The Comfort Key is a customizable hardware key that can do virtually anything. Each app or shortcut can be associated with this button, along with speed dialing or messaging a stored contact. Unlike the KEYone, however, the convenience key of the KEY2 is smarter. You can now set up profiles with different groups of apps and shortcuts that change automatically, depending on where you are.
: Setting the default profile
Before you can make your convenience key context sensitive, you need to set it up with some standard actions. Go to the main settings menu of your phone and select "Shortcuts & gestures". Select "Comfort Key" and then "Add New Link" to display a pop-up of all available actions that you can invoke with the convenience key.
"Open app" allows starting an app. With Speed Dial, you can use the hardware key to call a stored contact (for example, an important other or an emergency contact).
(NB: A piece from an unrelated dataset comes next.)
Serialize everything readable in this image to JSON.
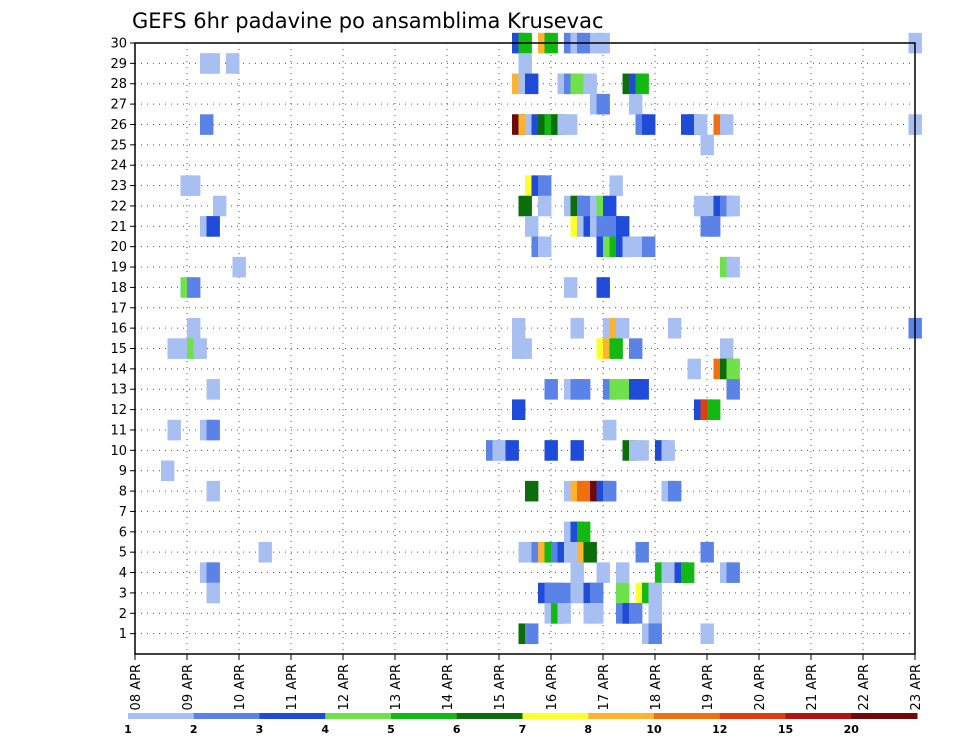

With "Send message" you can jump directly to a new e-mail or text message to a specific contact. "All shortcuts" allows you to start shortcuts that are specific actions within the operating system or app (the app developers create the shortcuts.)
After selecting the desired category, follow the instructions for Add the action to the default profile of the button. As you can see, I've decided to turn the convenience key into a button version of the OnePlus Alert Slider. Each time I press the comfort button, the phone will switch to either Vibrate, Mute, or Normal Ringtone.
The BlackBerry KEY2 has a Smart Convenience Key. The intelligence aspect comes from the new ability to handle multiple profiles, allowing for a different set of apps, shortcuts, and contacts, depending on where you are. These can be automatically activated based on your location using a few sensors.
You can set up four profiles: Default, Auto Profile, Meeting Profile, and Home Profile. The default is already enabled and will be set up in step 1. To set up the other profiles, select one of the three profiles at the bottom of the Convenience Key page in Preferences.
Select the profile you want to set up and repeat step 1 to add shortcuts, apps, or contacts. Unlike the default profile, you must activate the new profile. Select the switch in the upper right corner of your screen to activate the profile. If you activate the home or vehicle profile, a prompt will appear prompting you to confirm your selection.
The profiles are not activated manually. Instead, they depend on external triggers. For the vehicle profile you need to connect your device to the Bluetooth of your car. The home profile requires you to set up your home Wi-Fi network. These options appear after you activate the profiles.
After setting up your profiles, check if they work. Activate the default profile by deactivating Bluetooth and WLAN and pressing the comfort key. After checking, check the car or home profile by either connecting to the desired home Wi-Fi network or connecting to the vehicle's Bluetooth. The convenience key should display the shortcuts associated with the corresponding profile, provided you set it up correctly.
With the flexibility of the convenience key, you can use Quick access with just a mouse click. And with the improved KEY2 convenience key, these shortcuts now meet your needs wherever you are.